Besaran remisi Variasi, dari 15 hari, 1 bulan, hingga Eksis yang mendapat remisi 2 bulan. Bagi Setnov yang merupakan koruptor kasus KTP-E, itu merupakan remisi keempat. Pada Lebaran 2023 dan 2024, ia mendapat potongan masing-masing 30 hari. Padahal, pada HUT ke-78 RI, mantan Ketua DPR itu sudah mendapat remisi tiga bulan.
Sementara itu, negara juga belum mengungkapkan soal pelunasan Duit pengganti oleh Setnov. Pengadilan Tipikor PN Jakarta Pusat memvonis Setnov harus membayar Duit pengganti sebesar US$7,3 juta (Sekeliling Rp65,7 miliar dengan kurs Rp9.000 Begitu proyek KTP-E dilakukan). Jumlah tersebut dikurangi Rp5 miliar yang sudah dikembalikan dalam proses penuntutan. Hingga 2019, Setnov baru tercatat membayar Sekeliling Rp15,3 miliar.
Kita tentu juga patut curiga akan pemenuhan persyaratan oleh ratusan napi koruptor lainnya yang mendapat remisi seperti Setnov. Pemberian remisi bagi koruptor tanpa disertai pemenuhan persyaratan Layak Membangun publik geram.
Remisi semacam itu Bisa juga disebut bentuk korupsi. Karena itu, sudah semestinya pemberian remisi diusut dan sesegera mungkin dicabut Kalau betul Kagak memenuhi persyaratan. Pencabutan remisi dimungkinkan oleh pengadilan sebagaimana tertuang dalam Pasal 18 ayat (1) huruf d UU Tipikor.
Karena itu, KPK yang dahulu berhasil menyeret Setnov ke pengadilan pun semestinya menjadi yang terdepan menempuh jalur hukum Kepada pencabutan remisi itu. Sayangnya, seperti tergambar dari pernyataan Wakil Ketua KPK Johanis Tanak, lembaga antirasuah periode Begitu ini pun tampak lembek. Johanis Malah mempersempit kemampuan KPK dengan menyatakan lembaga tersebut hanya Mempunyai kewenangan menyidik, menuntut, dan mengeksekusi kasus.

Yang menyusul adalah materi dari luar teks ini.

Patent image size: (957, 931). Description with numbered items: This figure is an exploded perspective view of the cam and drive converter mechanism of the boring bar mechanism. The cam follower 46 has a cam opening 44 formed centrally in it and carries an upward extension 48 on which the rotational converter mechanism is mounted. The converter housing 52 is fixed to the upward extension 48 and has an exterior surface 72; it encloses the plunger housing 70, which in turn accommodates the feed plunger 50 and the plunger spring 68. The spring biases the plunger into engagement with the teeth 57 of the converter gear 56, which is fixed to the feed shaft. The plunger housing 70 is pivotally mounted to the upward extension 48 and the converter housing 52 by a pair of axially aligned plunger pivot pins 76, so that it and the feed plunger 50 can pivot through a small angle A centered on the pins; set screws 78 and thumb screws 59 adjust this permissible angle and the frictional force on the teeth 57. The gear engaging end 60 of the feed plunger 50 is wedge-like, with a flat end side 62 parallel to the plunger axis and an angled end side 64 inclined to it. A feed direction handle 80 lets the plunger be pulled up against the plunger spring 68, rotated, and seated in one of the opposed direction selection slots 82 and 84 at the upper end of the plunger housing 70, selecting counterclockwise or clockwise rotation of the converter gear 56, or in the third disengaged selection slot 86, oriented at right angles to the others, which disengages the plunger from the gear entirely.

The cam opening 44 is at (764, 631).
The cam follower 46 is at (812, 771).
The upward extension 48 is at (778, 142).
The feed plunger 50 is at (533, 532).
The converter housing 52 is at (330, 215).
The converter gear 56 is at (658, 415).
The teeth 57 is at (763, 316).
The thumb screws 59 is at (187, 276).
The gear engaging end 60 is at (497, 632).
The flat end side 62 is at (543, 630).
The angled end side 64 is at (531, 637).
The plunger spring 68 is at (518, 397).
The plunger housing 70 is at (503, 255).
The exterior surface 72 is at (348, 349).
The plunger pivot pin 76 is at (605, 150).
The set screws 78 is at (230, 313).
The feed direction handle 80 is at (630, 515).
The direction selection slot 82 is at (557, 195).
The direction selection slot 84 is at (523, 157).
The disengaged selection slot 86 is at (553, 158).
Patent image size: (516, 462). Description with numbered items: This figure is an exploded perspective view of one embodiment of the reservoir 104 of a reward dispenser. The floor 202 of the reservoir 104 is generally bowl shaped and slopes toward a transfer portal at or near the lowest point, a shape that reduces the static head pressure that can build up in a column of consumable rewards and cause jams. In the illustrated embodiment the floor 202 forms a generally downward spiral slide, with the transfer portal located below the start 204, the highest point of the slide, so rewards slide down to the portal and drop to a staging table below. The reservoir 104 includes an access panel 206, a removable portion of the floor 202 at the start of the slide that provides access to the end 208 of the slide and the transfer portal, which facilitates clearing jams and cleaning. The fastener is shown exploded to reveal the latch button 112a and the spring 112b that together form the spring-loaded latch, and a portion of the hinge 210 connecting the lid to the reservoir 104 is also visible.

Itu tentu sebuah petaka Begitu seluruh garda terpenting pemberantasan korupsi kompak lembek terhadap koruptor. Kagak mengherankan Kalau alih-alih turun, jumlah kasus korupsi Lalu tinggi dan indikator risikonya pun memburuk.
Pada tahun Lewat, Mendunia insight country risk ratings Kepada Indonesia turun 15 poin Kalau dibandingkan dengan 2023. Indeks persepsi korupsi (CPI) 2024 yang dibanggakan naik, meski sebenarnya hanya tipis 3 poin, nyatanya juga hanya membaik karena perbedaan variabel dari tahun sebelumnya.
Dengan kata lain, korupsi makin subur di negara ini bukan hanya karena kejahatan para pelaku. Itu juga disebabkan negara memang ‘melayani’ para koruptor.